Scarborough Calls Quentin Tarantino 'A Pornographer of Violence'

April 4th, 2013 9:17 AM

Campbell Brown appeared on today's Morning Joe to promote her campaign against violence in entertainment media.  But while she made some solid suggestions, it was Joe Scarborough who took matters a quantum leap further, calling Quentin Tarantino "a pornographer of violence."

In line with her op-ed in yesterday's Wall Street Journal, Brown criticized President Obama, post Newtown, for focusing almost exclusively on gun control while largely ignoring the issue of violence in media.  She encouraged him to pull a Sister Souljah/Nixon-to-China and use his extraordinary ties with Hollywood to bring pressure on media makers to deal with the extreme violence they purvey.  But it was Scarborough who used the strongest language, repeatedly calling Tarantino a pornographer, accusing him of coarsening America's culture, and asking when America is going to start calling out people like him. View the video after the jump.
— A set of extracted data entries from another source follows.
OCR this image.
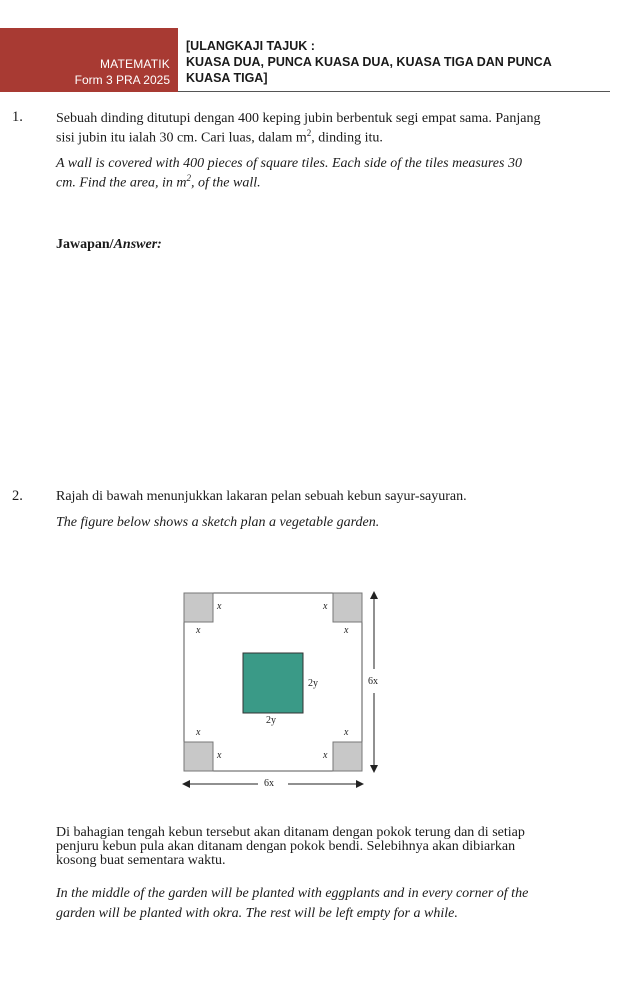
MATEMATIK
Form 3 PRA 2025
[ULANGKAJI TAJUK :
KUASA DUA, PUNCA KUASA DUA, KUASA TIGA DAN PUNCA
KUASA TIGA]
1. Sebuah dinding ditutupi dengan 400 keping jubin berbentuk segi empat sama. Panjang
sisi jubin itu ialah 30 cm. Cari luas, dalam $m^2$, dinding itu.
A wall is covered with 400 pieces of square tiles. Each side of the tiles measures 30
cm. Find the area, in $m^2$, of the wall.
Jawapan/Answer:
2. Rajah di bawah menunjukkan lakaran pelan sebuah kebun sayur-sayuran.
The figure below shows a sketch plan a vegetable garden.
x
x
x
x
x
x
x
x
2y
2y
6x
6x
Di bahagian tengah kebun tersebut akan ditanam dengan pokok terung dan di setiap
penjuru kebun pula akan ditanam dengan pokok bendi. Selebihnya akan dibiarkan
kosong buat sementara waktu.
In the middle of the garden will be planted with eggplants and in every corner of the
garden will be planted with okra. The rest will be left empty for a while.
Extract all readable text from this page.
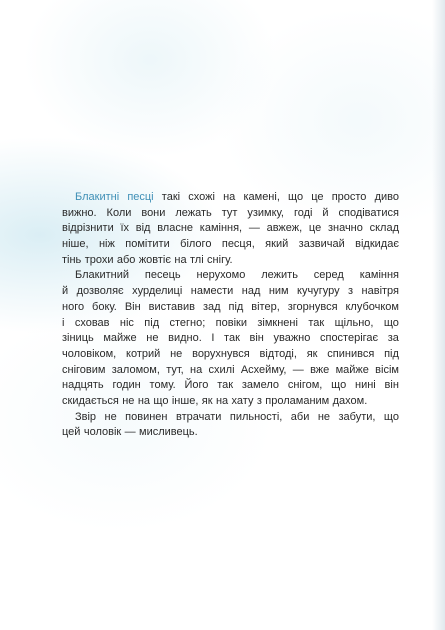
Блакитні песці такі схожі на камені, що це просто диво
вижно. Коли вони лежать тут узимку, годі й сподіватися
відрізнити їх від власне каміння, — авжеж, це значно склад
ніше, ніж помітити білого песця, який зазвичай відкидає
тінь трохи або жовтіє на тлі снігу.
Блакитний песець нерухомо лежить серед каміння
й дозволяє хурделиці намести над ним кучугуру з навітря
ного боку. Він виставив зад під вітер, згорнувся клубочком
і сховав ніс під стегно; повіки зімкнені так щільно, що
зіниць майже не видно. І так він уважно спостерігає за
чоловіком, котрий не ворухнувся відтоді, як спинився під
сніговим заломом, тут, на схилі Асхейму, — вже майже вісім
надцять годин тому. Його так замело снігом, що нині він
скидається не на що інше, як на хату з проламаним дахом.
Звір не повинен втрачати пильності, аби не забути, що
цей чоловік — мисливець.
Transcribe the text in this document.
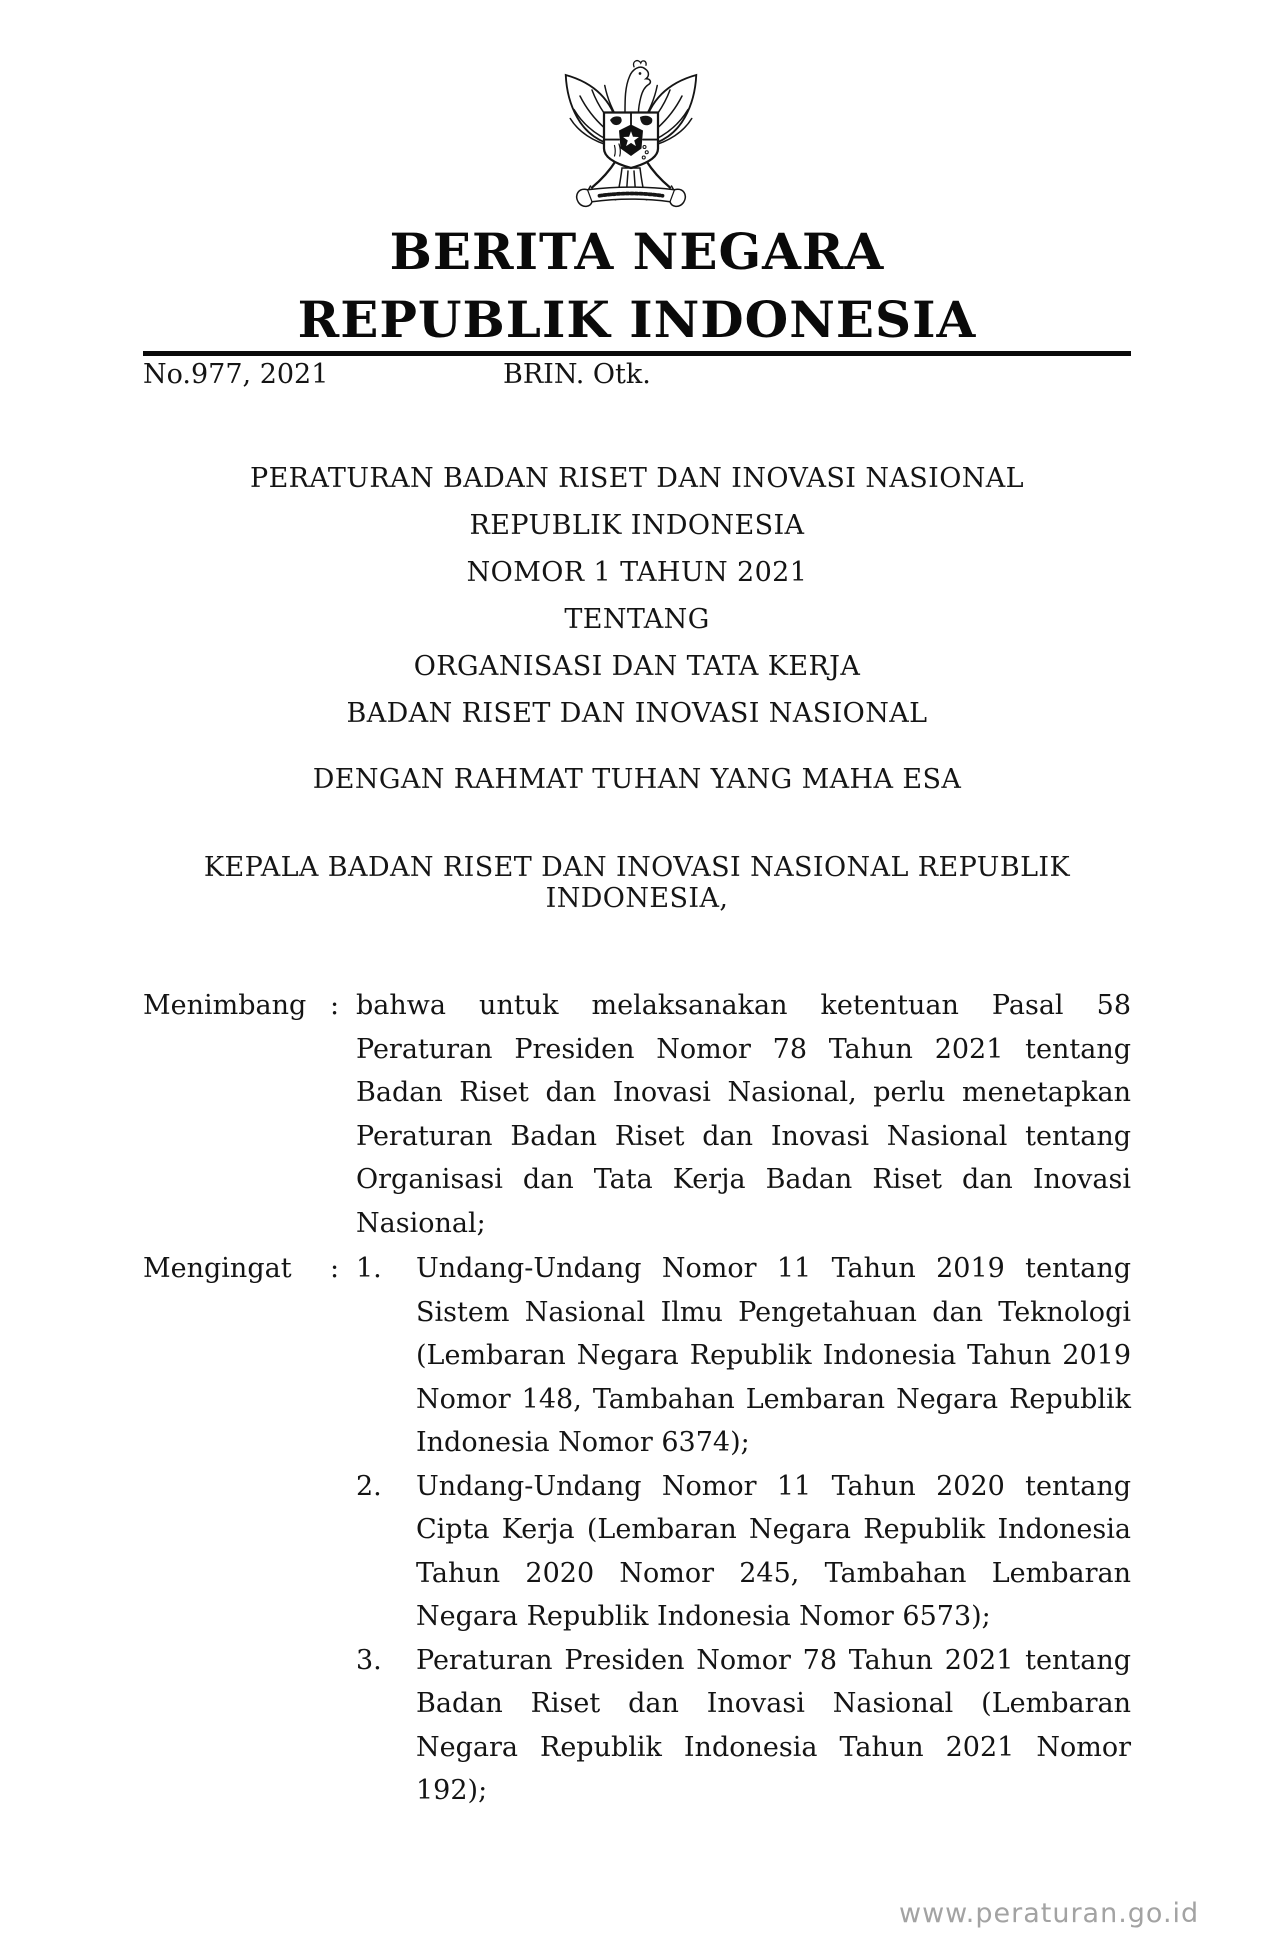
BERITA NEGARA
REPUBLIK INDONESIA
No.977, 2021	BRIN. Otk.
PERATURAN BADAN RISET DAN INOVASI NASIONAL
REPUBLIK INDONESIA
NOMOR 1 TAHUN 2021
TENTANG
ORGANISASI DAN TATA KERJA
BADAN RISET DAN INOVASI NASIONAL
DENGAN RAHMAT TUHAN YANG MAHA ESA
KEPALA BADAN RISET DAN INOVASI NASIONAL REPUBLIK INDONESIA,
Menimbang : bahwa untuk melaksanakan ketentuan Pasal 58 Peraturan Presiden Nomor 78 Tahun 2021 tentang Badan Riset dan Inovasi Nasional, perlu menetapkan Peraturan Badan Riset dan Inovasi Nasional tentang Organisasi dan Tata Kerja Badan Riset dan Inovasi Nasional;
Mengingat	: 1.	Undang-Undang Nomor 11 Tahun 2019 tentang Sistem Nasional Ilmu Pengetahuan dan Teknologi (Lembaran Negara Republik Indonesia Tahun 2019 Nomor 148, Tambahan Lembaran Negara Republik Indonesia Nomor 6374);
2.	Undang-Undang Nomor 11 Tahun 2020 tentang Cipta Kerja (Lembaran Negara Republik Indonesia Tahun 2020 Nomor 245, Tambahan Lembaran Negara Republik Indonesia Nomor 6573);
3.	Peraturan Presiden Nomor 78 Tahun 2021 tentang Badan Riset dan Inovasi Nasional (Lembaran Negara Republik Indonesia Tahun 2021 Nomor 192);
www.peraturan.go.id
Watch Scarborough scathe of one America's most influential movie producer/directors.

 

JOE SCARBOROUGH:  What would be a lot more effective if if arbiters of what is culturally acceptable would start treating people like Quentin Tarantino like the pornographer that he is. Here's a guy right after Newton that was as unbelievably insensitive as anybody in the NRA. The things he said afterwards: just as insensitive. And yet, this man was the toast of Hollywood. Despite the graphic violence in all of his movies including the last on, that again was just praised to high heavens. He is a pornographer of violence. He has made hundreds of millions of dollars for people in Hollywood by being a pornographer of violence, by coarsening America's culture, by bloodying America's culture. and yet he is still praised. When are we culturally going to start calling out people like this?


My two cents:  I pretty much stopped going to the movies about 10 years ago, but in recent times have starting watching some, and did see Django Unchained.  In the movie's early going, I found some of the characters intriguing.  But by the end, it had degenerated into such a total bloodbath that I found myself wondering what Tarantino's point was other than to treat his audience to an orgy of violence.